Del plan Joao Gomes al “all in” por Wharton
El escenario cambió de golpe. Joao Gomes ha alcanzado un acuerdo para fichar por Aston Villa. Liverpool se retiró de la operación tras varias reuniones internas y, desde entonces, la estrategia quedó definida: concentrar todos los esfuerzos en Wharton.
El precio sigue siendo un muro. Pero Iraola está convencido del fichaje.
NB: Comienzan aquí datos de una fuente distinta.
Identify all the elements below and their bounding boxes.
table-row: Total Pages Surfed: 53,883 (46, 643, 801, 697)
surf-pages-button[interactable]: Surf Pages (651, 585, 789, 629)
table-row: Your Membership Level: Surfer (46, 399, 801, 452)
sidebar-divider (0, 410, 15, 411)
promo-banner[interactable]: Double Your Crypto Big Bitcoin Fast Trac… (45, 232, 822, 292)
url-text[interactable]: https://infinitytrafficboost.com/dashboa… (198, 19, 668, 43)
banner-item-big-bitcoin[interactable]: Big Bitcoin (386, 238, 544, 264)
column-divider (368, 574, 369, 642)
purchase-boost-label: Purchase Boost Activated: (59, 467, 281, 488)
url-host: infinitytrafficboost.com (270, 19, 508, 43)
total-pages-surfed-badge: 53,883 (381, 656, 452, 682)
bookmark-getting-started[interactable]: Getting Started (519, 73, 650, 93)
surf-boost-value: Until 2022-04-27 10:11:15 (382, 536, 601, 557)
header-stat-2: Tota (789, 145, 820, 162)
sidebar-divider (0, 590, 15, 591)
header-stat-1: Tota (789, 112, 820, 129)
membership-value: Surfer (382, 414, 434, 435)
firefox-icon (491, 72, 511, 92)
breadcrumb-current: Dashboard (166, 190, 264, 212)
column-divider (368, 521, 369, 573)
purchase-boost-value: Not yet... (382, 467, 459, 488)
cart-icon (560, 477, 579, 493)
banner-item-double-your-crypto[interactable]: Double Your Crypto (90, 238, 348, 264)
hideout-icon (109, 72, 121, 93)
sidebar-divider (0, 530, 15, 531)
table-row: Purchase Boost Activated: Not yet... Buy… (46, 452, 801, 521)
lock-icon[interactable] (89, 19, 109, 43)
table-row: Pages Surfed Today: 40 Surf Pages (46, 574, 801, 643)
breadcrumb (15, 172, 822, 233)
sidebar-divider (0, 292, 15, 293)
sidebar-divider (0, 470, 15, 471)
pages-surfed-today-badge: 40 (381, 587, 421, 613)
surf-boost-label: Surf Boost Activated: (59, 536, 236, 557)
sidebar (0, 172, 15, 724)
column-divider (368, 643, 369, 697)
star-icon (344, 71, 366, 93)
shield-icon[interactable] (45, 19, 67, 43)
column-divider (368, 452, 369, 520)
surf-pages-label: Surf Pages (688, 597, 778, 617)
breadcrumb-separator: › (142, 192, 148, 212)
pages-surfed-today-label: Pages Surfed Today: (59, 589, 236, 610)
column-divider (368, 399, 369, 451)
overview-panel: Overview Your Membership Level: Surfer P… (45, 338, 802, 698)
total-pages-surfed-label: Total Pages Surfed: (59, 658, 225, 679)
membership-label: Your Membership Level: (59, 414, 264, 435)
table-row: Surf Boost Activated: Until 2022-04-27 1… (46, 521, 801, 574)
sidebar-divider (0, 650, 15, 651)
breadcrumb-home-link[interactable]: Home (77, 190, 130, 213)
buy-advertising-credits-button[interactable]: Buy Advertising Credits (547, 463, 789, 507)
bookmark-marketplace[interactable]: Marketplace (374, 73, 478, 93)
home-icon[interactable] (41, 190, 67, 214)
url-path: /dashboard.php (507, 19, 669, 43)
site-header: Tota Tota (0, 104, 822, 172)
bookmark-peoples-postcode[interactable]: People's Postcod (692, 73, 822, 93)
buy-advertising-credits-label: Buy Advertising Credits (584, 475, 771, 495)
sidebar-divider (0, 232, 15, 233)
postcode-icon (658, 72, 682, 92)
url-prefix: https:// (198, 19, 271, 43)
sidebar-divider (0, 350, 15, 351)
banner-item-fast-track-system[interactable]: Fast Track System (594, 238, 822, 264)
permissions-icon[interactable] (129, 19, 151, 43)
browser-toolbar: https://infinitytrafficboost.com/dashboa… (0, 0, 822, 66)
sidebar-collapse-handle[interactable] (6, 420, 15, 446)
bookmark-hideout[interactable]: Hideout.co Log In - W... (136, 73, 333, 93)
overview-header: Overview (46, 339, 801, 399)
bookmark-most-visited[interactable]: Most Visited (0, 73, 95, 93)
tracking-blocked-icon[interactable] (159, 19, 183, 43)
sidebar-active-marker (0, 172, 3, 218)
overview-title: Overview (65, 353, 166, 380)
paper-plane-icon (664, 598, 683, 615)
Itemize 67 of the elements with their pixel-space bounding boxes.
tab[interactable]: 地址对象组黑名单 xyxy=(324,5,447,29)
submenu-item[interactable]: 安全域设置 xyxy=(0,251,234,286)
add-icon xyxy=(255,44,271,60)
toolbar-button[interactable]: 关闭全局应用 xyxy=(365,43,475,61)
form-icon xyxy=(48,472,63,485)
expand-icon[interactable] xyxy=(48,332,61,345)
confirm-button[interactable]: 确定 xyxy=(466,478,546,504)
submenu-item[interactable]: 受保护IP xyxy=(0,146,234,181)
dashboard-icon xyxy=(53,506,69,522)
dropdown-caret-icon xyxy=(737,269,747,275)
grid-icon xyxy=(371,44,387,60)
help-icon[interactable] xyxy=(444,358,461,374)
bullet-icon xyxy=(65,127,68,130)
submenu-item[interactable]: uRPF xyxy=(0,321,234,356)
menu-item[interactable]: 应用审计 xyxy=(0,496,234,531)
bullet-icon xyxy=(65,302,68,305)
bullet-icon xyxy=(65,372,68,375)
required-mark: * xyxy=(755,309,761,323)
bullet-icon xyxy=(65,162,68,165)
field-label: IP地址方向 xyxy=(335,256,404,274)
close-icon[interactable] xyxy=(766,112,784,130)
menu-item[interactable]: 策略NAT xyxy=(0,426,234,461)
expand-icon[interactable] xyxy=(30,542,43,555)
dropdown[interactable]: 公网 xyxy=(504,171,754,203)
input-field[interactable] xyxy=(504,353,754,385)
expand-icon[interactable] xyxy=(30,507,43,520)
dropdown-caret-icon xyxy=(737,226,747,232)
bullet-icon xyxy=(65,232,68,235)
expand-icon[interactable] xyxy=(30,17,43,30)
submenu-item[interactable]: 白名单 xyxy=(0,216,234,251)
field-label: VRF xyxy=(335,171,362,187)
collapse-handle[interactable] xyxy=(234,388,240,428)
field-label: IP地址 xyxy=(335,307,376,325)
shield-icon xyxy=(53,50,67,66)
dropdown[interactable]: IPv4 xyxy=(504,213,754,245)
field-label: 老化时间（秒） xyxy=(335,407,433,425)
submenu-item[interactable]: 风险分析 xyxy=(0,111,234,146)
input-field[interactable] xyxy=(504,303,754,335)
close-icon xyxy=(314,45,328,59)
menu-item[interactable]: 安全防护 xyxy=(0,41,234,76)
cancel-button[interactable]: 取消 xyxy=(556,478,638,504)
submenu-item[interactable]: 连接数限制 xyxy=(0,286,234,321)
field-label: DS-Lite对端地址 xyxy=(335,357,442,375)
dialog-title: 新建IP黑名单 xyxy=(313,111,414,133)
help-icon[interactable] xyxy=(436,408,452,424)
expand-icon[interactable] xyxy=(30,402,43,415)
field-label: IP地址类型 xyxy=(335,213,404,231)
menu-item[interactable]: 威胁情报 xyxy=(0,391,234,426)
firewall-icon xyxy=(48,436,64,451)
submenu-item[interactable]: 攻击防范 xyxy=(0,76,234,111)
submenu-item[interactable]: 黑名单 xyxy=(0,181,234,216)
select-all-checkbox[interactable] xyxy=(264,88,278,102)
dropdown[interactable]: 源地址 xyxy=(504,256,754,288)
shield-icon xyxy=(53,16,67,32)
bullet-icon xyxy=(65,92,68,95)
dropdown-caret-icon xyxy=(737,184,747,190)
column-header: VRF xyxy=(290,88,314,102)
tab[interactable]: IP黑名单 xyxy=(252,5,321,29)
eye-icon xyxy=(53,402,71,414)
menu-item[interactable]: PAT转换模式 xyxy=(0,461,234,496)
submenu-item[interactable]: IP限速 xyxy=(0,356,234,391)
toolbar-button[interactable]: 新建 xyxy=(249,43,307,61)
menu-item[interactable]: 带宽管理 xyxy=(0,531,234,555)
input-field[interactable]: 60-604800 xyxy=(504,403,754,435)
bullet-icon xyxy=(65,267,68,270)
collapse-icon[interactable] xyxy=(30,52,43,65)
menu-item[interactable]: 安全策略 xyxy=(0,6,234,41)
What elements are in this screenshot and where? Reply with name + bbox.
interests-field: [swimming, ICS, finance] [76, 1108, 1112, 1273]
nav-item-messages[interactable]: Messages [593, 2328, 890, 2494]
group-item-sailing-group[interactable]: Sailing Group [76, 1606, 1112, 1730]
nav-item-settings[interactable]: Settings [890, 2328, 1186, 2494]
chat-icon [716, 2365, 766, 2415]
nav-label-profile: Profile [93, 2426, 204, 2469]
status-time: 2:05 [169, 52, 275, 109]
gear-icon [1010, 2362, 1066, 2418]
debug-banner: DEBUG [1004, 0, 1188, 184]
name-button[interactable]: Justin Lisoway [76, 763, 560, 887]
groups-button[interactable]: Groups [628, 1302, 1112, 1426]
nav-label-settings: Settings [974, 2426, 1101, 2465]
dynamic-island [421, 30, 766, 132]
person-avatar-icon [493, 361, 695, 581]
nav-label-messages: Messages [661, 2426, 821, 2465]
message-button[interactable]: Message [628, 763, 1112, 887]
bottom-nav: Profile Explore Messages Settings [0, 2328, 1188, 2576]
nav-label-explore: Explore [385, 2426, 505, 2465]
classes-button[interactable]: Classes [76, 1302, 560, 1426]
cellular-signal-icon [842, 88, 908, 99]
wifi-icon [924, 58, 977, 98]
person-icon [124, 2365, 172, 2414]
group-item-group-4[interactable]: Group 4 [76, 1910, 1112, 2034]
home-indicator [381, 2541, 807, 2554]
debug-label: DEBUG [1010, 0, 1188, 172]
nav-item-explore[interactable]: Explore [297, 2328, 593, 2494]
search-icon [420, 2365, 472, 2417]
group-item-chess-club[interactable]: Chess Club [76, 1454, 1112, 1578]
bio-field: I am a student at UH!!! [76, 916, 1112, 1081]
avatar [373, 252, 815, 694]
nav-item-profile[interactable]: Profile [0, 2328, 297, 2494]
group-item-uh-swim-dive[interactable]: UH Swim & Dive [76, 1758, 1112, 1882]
Y Liverpool ya ha demostrado recientemente que, cuando se trata de su objetivo número uno, no tiembla ante las cifras: el club rompió dos veces el récord de traspaso británico el año pasado para firmar a Florian Wirtz y Alexander Isak.
El mensaje es claro: si el jugador es el adecuado, el dinero deja de ser excusa.
La pieza que encaja en el plan de Iraola
El encaje táctico explica buena parte de esta obsesión. Los equipos de Iraola se reconocen rápido: comodidad con el balón, ritmo alto, agresividad en las transiciones. Para eso hace falta un mediocentro que ordene, que limpie jugadas y que sostenga al equipo cuando el bloque se estira.
Ahí aparece Wharton.
Su capacidad para actuar como seis puro liberaría a Ryan Gravenberch y Alexis Mac Allister, dos futbolistas mucho más dañinos cuando pisan tres cuartos de campo, cuando llegan, no cuando se ven obligados a iniciar desde muy atrás. Con un ancla fiable por detrás, ambos podrían jugar más cerca del área rival, donde marcan diferencias.
El coste no será bajo. Pero los futbolistas que cambian la cara de un equipo nunca lo son. En Liverpool están convencidos de que Wharton sería una mejora inmediata para la plantilla.
Un fichaje que marca el tono de la temporada
Tras una campaña muy por debajo de las expectativas, el club necesita un golpe de efecto. No solo para reforzar el once, también para enviar un mensaje a la afición y al vestuario: la nueva era con Iraola no empieza con medias tintas.
Liverpool ya ha decidido quién es su hombre. Ahora la cuestión es otra, mucho más cruda y directa: ¿están dispuestos a cruzar la línea de los 100 millones por Adam Wharton o aceptarán el riesgo de afrontar otro año largo sin el centrocampista que el proyecto reclama?